Мы подошли к моменту рождения нашего героя. Лето или осень 1181 года. Так написано в книге «Fonti francescane» («Истоки францисканства»). Этот источник считается самым заслуживающим доверия на сегодняшний день. Впрочем, есть и другие довольно известные версии. Например, в биографии, написанной Анаклето Яковелли и также изданной францисканским издательством, указывается 1181 или, может быть, 1182 год. Где-то посередине зимы.
Точная дата неизвестна, и ей не придается большого значения, в отличие от даты смерти. Подобная ситуация, когда уход человека считается более значимым, чем появление на свет, очень характерна для Средневековья. Жизнь людей в те времена проходила под знаком смерти как самого важного события. Видный средневековый схоласт Дионисий Картузианец, имевший, кстати, любопытный почетный титул — doctor extaticus (возвышенный, «экстатический» доктор), пишет в «Жизненном наставлении дворянину»: «Когда же он отходит ко сну, то пусть помыслит о том, что, как нынче укладывается он на свое ложе, тело его вскорости уложено будет другими в могилу». Это постоянное memento топ было бы неправильно сравнивать с запугиванием и религиозным зомбированием населения, как иногда делают. Размышления о смерти расценивались как хорошее средство очистить свою душу, чем-то вроде оздоравливающей медитации, охраняющей от духовной скверны и помогающей поддерживать контакт с Богом.
Итак, в самом начале 1180-х годов Франциск пришел в этот мир. Тут хорошо бы вспомнить уже упомянутую версию обстоятельств этого события — известную легенду о рождении святого в хлеву. Сразу же отметим: большинство исследователей считают историю с хлевом недостоверным фактом, а точнее — позднейшим добавлением к биографии святого. Действительно, в самых ранних биографиях (первое и второе «Жития» Фомы Челанского и «Большая легенда, составленная святым Бонавентурой из Баньореджо») нет даже намеков на подобную информацию. Впрочем, там нет и опровержения. Фактически все они описывают жизнь Франциска с вполне сознательного возраста.
Интересно, что даже оба «Жития» одного и того же автора (Фомы Челанского) дают совершенно разный образ мадонны Пика. В «Первом житии» (1228–1229) она вместе со своим супругом удостаивается самого сурового порицания: «…еще прежде чем они научатся говорить или даже лепетать, дети, с помощью знаков и звуков, обучаются уже многому постыдному и презренному; когда же придет время отнимать их от материнской груди, они помышляют уже не только говорить, но и совершать что-либо распущенное». Вполне себе камень в огород матери Франциска, ведь речь идет о семьях, похожих на его семью. Но уже во «Втором житии», написанном двадцатью годами позднее (1246–1247), мадонна Пика предстает «зерцалом честности». «Эта женщина являла своим поведением, так сказать, видимый знак своей добродетели», — пишет Фома Челанский.
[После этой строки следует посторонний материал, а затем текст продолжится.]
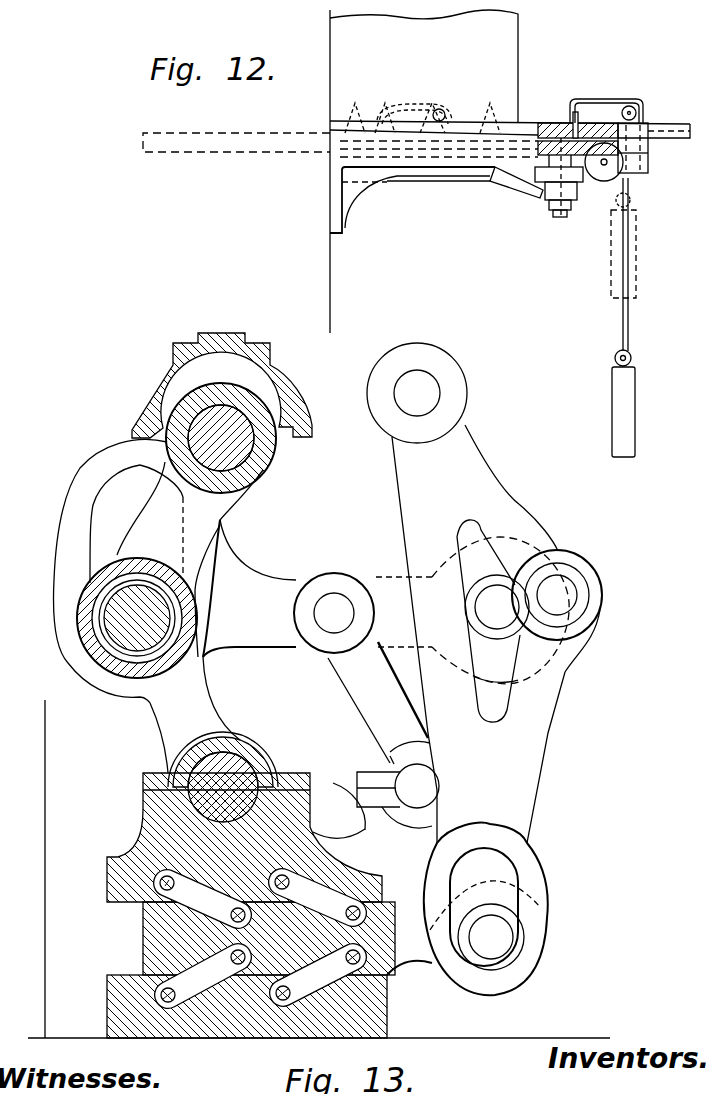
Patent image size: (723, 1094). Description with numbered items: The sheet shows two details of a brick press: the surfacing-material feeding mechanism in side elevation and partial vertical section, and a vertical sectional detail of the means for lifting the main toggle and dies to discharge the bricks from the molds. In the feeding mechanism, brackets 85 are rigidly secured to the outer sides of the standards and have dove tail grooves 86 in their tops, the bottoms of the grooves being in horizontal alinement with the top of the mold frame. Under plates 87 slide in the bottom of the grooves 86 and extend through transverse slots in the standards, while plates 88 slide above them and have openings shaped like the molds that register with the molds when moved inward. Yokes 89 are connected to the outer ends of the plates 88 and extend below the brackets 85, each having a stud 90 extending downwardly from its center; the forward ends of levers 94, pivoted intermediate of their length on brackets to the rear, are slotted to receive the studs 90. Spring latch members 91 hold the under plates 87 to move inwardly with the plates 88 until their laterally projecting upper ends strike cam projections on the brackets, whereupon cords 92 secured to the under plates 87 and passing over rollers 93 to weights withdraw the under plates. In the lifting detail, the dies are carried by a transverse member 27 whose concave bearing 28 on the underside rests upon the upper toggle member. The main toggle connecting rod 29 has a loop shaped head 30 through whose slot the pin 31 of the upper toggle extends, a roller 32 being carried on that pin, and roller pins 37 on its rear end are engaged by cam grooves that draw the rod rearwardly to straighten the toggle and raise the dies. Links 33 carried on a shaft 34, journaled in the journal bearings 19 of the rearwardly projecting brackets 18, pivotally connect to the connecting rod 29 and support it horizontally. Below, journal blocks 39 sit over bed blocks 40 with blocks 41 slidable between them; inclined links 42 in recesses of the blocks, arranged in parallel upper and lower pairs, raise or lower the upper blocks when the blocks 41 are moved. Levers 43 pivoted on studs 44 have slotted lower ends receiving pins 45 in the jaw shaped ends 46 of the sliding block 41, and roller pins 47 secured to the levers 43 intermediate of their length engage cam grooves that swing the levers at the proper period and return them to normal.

In FIG. 13, the rearwardly projecting brackets 18 is at (368, 826).
In FIG. 13, the journal bearings 19 is at (392, 760).
In FIG. 13, the transverse member 27 is at (176, 357).
In FIG. 13, the concave bearing 28 is at (186, 395).
In FIG. 13, the main toggle connecting rod 29 is at (270, 582).
In FIG. 13, the loop shaped head 30 is at (68, 518).
In FIG. 13, the pin 31 is at (126, 617).
In FIG. 13, the roller 32 is at (118, 652).
In FIG. 13, the links 33 is at (356, 692).
In FIG. 13, the shaft 34 is at (437, 803).
In FIG. 13, the roller pins 37 is at (512, 640).
In FIG. 13, the journal blocks 39 is at (108, 883).
In FIG. 13, the bed blocks 40 is at (118, 1003).
In FIG. 13, the sliding blocks 41 is at (150, 945).
In FIG. 13, the links 42 is at (282, 993).
In FIG. 13, the levers 43 is at (548, 716).
In FIG. 13, the studs 44 is at (440, 396).
In FIG. 13, the pins 45 is at (506, 938).
In FIG. 13, the jaw shaped ends 46 is at (506, 895).
In FIG. 13, the roller pins 47 is at (568, 606).
In FIG. 12, the brackets 85 is at (400, 162).
In FIG. 12, the dove tail grooves 86 is at (473, 180).
In FIG. 12, the under plates 87 is at (648, 158).
In FIG. 12, the plates 88 is at (548, 123).
In FIG. 12, the yokes 89 is at (584, 180).
In FIG. 12, the stud 90 is at (561, 218).
In FIG. 12, the spring latch members 91 is at (586, 110).
In FIG. 12, the cords 92 is at (630, 240).
In FIG. 12, the rollers 93 is at (612, 172).
In FIG. 12, the levers 94 is at (527, 186).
Такие разночтения объясняются вовсе не прихотью автора, а жесткими рамками официального заказа. Дело в том, что от тех или иных подробностей биографии Франциска впрямую зависела судьба его последователей. Сразу же после его смерти в ордене началась жестокая борьба по поводу трактовки его учения. Главным камнем преткновения стало выяснение степени строгости его устава. Это очень понятно, ведь речь шла о материальных ценностях (или полном отказе от них), а также образе жизни монахов.
Фома Челанский был приглашенным автором, вовсе не из близких друзей Франциска, да и писал он житие, а не биографию. Поэтому можно было бы с таким же успехом поверить не ему, а многочисленным народным лаудам[38], воспевающим святого. Ведь некоторые из сочинителей могли знать нашего героя гораздо лучше, чем Фома.
Правда, лауды тоже имели определенный «заказ». В них, даже ярче, чем в житиях, прослеживается идея уподобления святого из Ассизи Христу. Помимо рождения в хлеву, встречается сюжет о превращении воды в вино, о последней вечере Франциска, где используются выражения, очень похожие на евангельский рассказ о Тайной вечере. Народное почитание усиленно наделяло образ ассизского «беднячка» чертами Спасителя, но ведь он сам создал этот прецедент стигматами, двенадцатью учениками, да и самим образом мышления. Франциск — пример человека, фактически превратившего свою жизнь в аллегорию. И чтобы понять его, нужно отнестись со вниманием ко всем известным, пусть даже слегка мифологическим сюжетам его биографии. Поэтому согласимся с наличием хлева. А что предшествовало этому?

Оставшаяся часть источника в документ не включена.